I nuovi attacchi aerei americani in Iraq
Sono avvenuti in un'area che non era mai stata colpita prima, mentre Obama ha dichiarato che è arrivato il momento di «andare all'offensiva» contro lo Stato Islamico
Sabato 6 settembre aerei americani hanno compiuto una serie di attacchi vicino alla diga di Haditha, nella provincia di Anbar, in Iraq. Si tratta dei primi attacchi compiuti nell’area che si trova a circa duecento chilometri da Baghdad. Il dipartimento della Difesa ha annunciato che l’obiettivo degli attacchi era impedire alle milizie dello Stato Islamico di prendere il controllo della diga, considerata strategicamente molto importante. Secondo diversi analisti si tratta di un segnale che l’amministrazione americana intende espandere le sue operazioni contro lo Stato Islamico in Iraq.
Domenica pomeriggio, il presidente americano Barack Obama, ha confermato queste analisi e durante un’intervista alla rete televisiva NBC ha annunciato che intende «andare all’offensiva» contro lo Stato Islamico. Obama ha specificato che non saranno inviate truppe in Iraq, ma che lo Stato Islamico sarà attaccato e sconfitto in collaborazione con la coalizione annunciata venerdì 5 settembre (di cui fa parte anche l’Italia). Il piano delle operazione sarà annunciato in un discorso mercoledì prossimo.
Poche ore prima dell’intervista di Obama, un funzionario americano aveva detto che gli attacchi di sabato sono stati compiuti su richiesta del governo iracheno e hanno permesso alle forze di sicurezza locali, appoggiate da alcune milizie tribali sunnite, di mantenere il controllo della diga. Fino ad ora le operazioni si erano limitate a una serie di attacchi nel nord del paese, intorno al monte Sinjar (dove si erano rifugiate alcune decine di migliaia di membri della minoranza etnico religiosa degli yazidi), vicino al confine del Kurdistan iracheno e intorno alla città di Amerli, che fino a poche settimane fa era circondata dalle milizie dello Stato Islamico.
Gli attacchi aerei americani sono cominciati all’inizio dello scorso agosto e l’amministrazione americana li aveva giustificati con la necessità di proteggere il personale americano che si trovava ad Erbil, nel Kurdistan iracheno, e con quella di proteggere gli yazidi assediati. L’obiettivo della campagna aerea si era già esteso a metà agosto, quando gli attacchi americani hanno aiutato le milizie curde e le forze speciali irachene a riconquistare un’altra diga, quella di Mosul, nel nord del paese. In tutto, l’aviazione americana ha compiuto 133 attacchi dall’inizio di agosto, ha scritto il Washington Post.

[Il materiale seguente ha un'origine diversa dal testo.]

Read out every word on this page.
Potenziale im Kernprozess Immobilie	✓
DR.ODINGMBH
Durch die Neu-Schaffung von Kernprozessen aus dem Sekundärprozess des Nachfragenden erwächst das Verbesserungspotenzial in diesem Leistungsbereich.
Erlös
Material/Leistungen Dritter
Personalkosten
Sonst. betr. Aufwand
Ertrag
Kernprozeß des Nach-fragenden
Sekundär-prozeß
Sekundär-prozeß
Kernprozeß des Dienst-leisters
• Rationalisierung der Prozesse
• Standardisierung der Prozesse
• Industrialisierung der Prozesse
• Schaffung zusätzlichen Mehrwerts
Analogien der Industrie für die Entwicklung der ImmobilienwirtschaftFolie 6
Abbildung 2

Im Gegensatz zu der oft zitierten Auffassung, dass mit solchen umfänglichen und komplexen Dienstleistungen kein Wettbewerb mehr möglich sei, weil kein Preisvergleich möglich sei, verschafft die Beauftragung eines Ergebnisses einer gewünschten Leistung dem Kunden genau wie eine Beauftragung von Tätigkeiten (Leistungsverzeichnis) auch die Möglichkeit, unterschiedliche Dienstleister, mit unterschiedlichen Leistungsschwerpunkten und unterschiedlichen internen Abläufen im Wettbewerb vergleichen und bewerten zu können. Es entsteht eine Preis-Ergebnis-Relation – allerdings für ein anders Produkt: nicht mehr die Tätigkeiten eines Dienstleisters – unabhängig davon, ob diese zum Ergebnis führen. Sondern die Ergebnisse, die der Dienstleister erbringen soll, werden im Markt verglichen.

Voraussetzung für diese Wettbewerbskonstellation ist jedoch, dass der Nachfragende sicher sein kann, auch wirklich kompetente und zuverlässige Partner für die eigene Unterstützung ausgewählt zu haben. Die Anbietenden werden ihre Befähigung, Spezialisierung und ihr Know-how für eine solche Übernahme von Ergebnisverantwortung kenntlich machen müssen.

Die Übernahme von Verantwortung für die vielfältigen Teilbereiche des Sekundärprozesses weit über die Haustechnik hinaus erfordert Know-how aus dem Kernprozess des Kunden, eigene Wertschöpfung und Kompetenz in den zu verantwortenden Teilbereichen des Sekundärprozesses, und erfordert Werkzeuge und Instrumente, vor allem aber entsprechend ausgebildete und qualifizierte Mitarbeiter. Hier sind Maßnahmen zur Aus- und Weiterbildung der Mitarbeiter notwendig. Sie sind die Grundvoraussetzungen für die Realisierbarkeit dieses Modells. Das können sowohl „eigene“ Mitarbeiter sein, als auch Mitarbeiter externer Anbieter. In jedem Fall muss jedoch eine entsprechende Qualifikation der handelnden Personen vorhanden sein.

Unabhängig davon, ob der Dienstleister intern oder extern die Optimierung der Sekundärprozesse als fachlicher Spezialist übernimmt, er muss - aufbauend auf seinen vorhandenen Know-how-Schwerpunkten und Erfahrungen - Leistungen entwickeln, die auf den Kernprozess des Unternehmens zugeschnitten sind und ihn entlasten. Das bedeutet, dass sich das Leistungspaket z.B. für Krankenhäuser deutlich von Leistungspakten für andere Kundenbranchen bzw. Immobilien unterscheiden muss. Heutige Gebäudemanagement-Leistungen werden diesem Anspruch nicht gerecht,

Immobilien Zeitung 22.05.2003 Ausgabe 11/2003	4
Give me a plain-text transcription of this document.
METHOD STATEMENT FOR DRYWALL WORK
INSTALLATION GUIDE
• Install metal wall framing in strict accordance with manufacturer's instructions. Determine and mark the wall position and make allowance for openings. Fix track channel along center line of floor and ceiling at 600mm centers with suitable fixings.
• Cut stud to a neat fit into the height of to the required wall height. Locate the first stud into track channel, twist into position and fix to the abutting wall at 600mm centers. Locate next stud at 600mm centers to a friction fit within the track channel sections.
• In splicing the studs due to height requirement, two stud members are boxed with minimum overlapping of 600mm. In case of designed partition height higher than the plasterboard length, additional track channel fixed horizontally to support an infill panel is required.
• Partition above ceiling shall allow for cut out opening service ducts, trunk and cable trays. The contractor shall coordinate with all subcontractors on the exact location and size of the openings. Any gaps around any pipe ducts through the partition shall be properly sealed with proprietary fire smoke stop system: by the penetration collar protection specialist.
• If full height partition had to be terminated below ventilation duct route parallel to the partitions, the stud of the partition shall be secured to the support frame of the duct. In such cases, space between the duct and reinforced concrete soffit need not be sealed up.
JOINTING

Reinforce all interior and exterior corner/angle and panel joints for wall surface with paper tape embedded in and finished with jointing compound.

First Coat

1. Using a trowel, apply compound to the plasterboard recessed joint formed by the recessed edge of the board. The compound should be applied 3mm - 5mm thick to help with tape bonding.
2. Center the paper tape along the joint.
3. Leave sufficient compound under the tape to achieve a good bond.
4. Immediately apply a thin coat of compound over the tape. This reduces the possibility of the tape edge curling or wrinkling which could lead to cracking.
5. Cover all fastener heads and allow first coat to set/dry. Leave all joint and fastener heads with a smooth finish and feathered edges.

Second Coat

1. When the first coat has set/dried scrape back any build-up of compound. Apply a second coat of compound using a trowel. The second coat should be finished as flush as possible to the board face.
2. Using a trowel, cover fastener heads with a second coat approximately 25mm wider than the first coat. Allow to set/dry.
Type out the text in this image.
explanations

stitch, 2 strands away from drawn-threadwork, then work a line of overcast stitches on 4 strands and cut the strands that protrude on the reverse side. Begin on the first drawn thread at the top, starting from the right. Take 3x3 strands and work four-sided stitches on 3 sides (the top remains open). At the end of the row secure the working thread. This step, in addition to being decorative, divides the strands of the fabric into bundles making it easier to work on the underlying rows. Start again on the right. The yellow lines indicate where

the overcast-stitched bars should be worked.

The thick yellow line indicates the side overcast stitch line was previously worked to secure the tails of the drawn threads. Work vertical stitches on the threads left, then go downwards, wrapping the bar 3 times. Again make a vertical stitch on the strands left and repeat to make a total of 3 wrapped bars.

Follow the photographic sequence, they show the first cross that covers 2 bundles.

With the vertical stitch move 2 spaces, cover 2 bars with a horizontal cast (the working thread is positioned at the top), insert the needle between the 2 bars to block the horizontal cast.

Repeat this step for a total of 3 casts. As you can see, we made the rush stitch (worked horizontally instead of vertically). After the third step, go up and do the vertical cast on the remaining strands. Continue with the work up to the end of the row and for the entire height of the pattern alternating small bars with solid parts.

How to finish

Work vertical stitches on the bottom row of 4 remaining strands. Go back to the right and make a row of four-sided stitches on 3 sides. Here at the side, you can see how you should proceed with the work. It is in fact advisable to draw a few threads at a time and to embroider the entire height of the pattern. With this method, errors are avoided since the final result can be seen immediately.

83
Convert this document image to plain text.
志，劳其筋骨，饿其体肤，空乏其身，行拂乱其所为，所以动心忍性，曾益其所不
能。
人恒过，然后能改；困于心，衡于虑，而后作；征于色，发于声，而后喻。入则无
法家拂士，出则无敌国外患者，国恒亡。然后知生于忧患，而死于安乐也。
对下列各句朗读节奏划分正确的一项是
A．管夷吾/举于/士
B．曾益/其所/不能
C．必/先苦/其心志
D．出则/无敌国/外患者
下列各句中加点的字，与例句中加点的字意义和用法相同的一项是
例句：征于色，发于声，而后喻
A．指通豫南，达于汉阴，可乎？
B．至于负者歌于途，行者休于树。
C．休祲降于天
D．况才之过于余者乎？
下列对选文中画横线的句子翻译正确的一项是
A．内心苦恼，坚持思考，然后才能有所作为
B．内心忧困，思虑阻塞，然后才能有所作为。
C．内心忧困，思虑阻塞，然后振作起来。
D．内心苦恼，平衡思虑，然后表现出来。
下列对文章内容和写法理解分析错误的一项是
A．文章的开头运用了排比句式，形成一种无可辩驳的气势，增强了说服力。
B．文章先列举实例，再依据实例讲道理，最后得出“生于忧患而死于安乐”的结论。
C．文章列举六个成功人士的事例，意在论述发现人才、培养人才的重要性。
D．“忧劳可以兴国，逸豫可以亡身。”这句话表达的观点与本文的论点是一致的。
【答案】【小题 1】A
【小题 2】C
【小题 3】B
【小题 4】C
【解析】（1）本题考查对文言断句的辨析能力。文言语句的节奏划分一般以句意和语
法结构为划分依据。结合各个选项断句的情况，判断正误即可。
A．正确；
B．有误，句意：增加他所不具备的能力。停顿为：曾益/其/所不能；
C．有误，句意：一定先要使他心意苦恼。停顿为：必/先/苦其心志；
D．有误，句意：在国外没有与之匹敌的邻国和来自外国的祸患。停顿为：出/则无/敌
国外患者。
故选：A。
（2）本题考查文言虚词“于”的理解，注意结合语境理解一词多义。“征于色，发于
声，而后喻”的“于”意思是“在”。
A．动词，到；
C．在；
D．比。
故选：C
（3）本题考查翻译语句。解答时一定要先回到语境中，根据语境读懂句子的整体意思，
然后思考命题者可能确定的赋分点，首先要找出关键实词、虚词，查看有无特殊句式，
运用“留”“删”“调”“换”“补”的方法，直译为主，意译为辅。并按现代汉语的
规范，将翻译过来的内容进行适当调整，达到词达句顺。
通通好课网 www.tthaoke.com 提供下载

Con questi attacchi, hanno scritto in molti, l’amministrazione americana vuole mostrare che è pronta a colpire lo Stato Islamico in tutto l’Iraq pur di impedirgli di ingrandire il territorio attualmente sotto il suo controllo: oggi l’IS controlla gran parte dell’Iraq settentrionale, a cui si aggiunge la parte occidentale della Siria, dove però non sono ancora avvenuti attacchi aerei. In Siria ad attaccare lo Stato Islamico negli ultimi giorni è stato il regime di Bashar al Assad, il dittatore contro cui nel 2011 è scoppiata la rivolta che ha dato inizio alla guerra civile siriana. Sabato aerei dell’esercito siriano hanno attaccato Raqqa, la “capitale” dello Stato Islamico, uccidendo almeno 25 persone, in gran parte civili in fila davanti a un fornaio.
Intanto nel nord dell’Iraq le milizie curde dei peshmerga hanno continuato ad attaccare le posizione dello Stato Islamico. Sabato un gruppo di miliziani curdi ha conquistato il monte Zartak dopo un combattimento in cui almeno 30 uomini dello Stato Islamico sono stati uccisi. Il monte Zartak si trova in una posizione strategica poco lontano da Mosul, la seconda città dell’Iraq e la principale base dello Stato Islamico nel paese.